The rally was staged in front of a large red barn with an old-style windmill. A fiddle band entertained the outdoor crowd.
Mr. Romney and his wife, Ann, talked about their youth in Bloomfield Hills in trying to encourage a GOP turnout that would turn the state Republican for the first time in two decades.
His voice showing the strain of frequent speaking, Mr. Romney riffed on a sign he said he saw waved in front of his bus as it approached the rally site. The sign said "four more years," presumably owned by a member of an anti-Romney group whose chanting could be heard down the road from the rally.
"I almost felt like stopping and saying, 'you want for more years of 8 per cent unemployment? You want four more years of record numbers of foreclosures and declining home values? You want four more years of trillion-dollar deficits to pass on to your kids? You want four more years of small business finding it hard to hire people," he said, to responses of "no" from the crowd.
"I don't want four more years of what we have, do you? I want to get America on an entirely different track."
Mr. Romney and Congressman Ryan (R., Wis.), in their short speeches, evoked the Founding Fathers and visions of a humming economy and a strong national defense.
"We face extraordinary challenges in government where year after year after year politicians have been spending massively more than they've taken in," Mr. Romney said. "It's time to have a President who believes in uniting the American people, not dividing the American people."
One supporter, Teri Palen, 56, of nearby Northville, Mich., said she felt Mr. Romney would offer "positive change," and said the election of Republican Rick Snyder as governor in 2010 and the economic improvement in the state has convinced her Michigan would support the Romney-Ryan ticket.
"From what I see and the people that I talk to, Obama never lived up to any of his promises and that's what they were going on three and a half years ago," said Ms. Palen, a self-employed marketer.
An average of opinion polls by the online publication RealClearPolitics.com showed President Obama in Michigan with a lead of 3.8 points, 47.4 percent to 43.6 percent.
During warm-up remarks, speakers exhorted the crowd to work to win Michigan's 16 electoral votes for Mr. Romney and Mr. Ryan.
"It's been 20 years since we voted for a Republican President. This is the year we deliver Michigan," Senate Majority Leader Randy Richardville (R., Monroe) said, after reciting a long list of state offices that are held by Republicans, including the governor's office and the Legislature.
George H.W. Bush in 1988 was the last Republican who won a majority of Michigan's electoral votes.
"Oakland County is the pathway to the presidency and success in the state of Michigan," Michigan Attorney General Bill Schuette said prior to the candidates taking the stage.

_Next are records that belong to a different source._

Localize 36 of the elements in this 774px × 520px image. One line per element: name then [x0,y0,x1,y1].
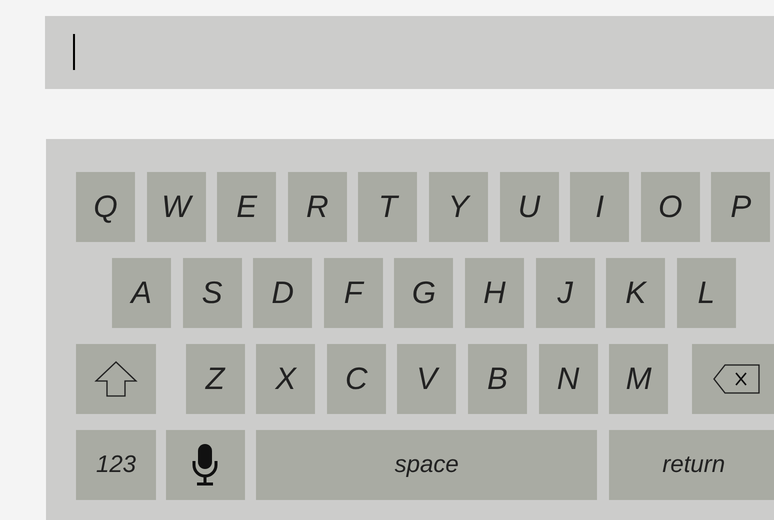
letter-key[interactable]: Z [186,344,245,414]
letter-key[interactable]: G [394,258,454,328]
space-key[interactable]: space [256,430,598,500]
shift-icon [94,361,138,397]
letter-key[interactable]: X [256,344,316,414]
letter-key[interactable]: E [217,172,276,242]
microphone-icon [191,443,220,487]
letter-key[interactable]: R [288,172,347,242]
shift-key[interactable] [76,344,156,414]
letter-key[interactable]: C [326,344,386,414]
letter-key[interactable]: A [112,258,171,328]
numbers-key[interactable]: 123 [76,430,156,500]
letter-key[interactable]: Y [428,172,488,242]
microphone-key[interactable] [166,430,245,500]
letter-key[interactable]: U [500,172,559,242]
letter-key[interactable]: F [324,258,383,328]
letter-key[interactable]: B [468,344,527,414]
letter-key[interactable]: D [253,258,312,328]
letter-key[interactable]: K [606,258,666,328]
letter-key[interactable]: Q [76,172,135,242]
letter-key[interactable]: M [609,344,668,414]
letter-key[interactable]: L [676,258,736,328]
letter-key[interactable]: J [536,258,595,328]
letter-key[interactable]: S [182,258,242,328]
letter-key[interactable]: V [397,344,456,414]
letter-key[interactable]: N [538,344,598,414]
letter-key[interactable]: W [146,172,206,242]
letter-key[interactable]: O [640,172,700,242]
letter-key[interactable]: I [570,172,630,242]
return-key[interactable]: return [608,430,774,500]
text-input-field[interactable] [45,16,774,89]
backspace-icon [712,364,761,394]
backspace-key[interactable] [692,344,774,414]
letter-key[interactable]: T [358,172,418,242]
letter-key[interactable]: P [711,172,770,242]
letter-key[interactable]: H [464,258,524,328]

Mr. Romney and Mr. Ryan were making stops in Michigan and Ohio before Monday when the long primary season officially comes to an end with the Republican National Convention in Tampa.
On Saturday, the Republican duo, who dub themselves "America's Comeback Team," are set to make their first appearance together in Ohio at a rally in Powell, Delaware County, starting about 9 a.m.
Republican National Committee officials have decided to speed up the roll call of the states. The early roll call allows Mr. Romney to claim the GOP nomination earlier than has been done at previous conventions.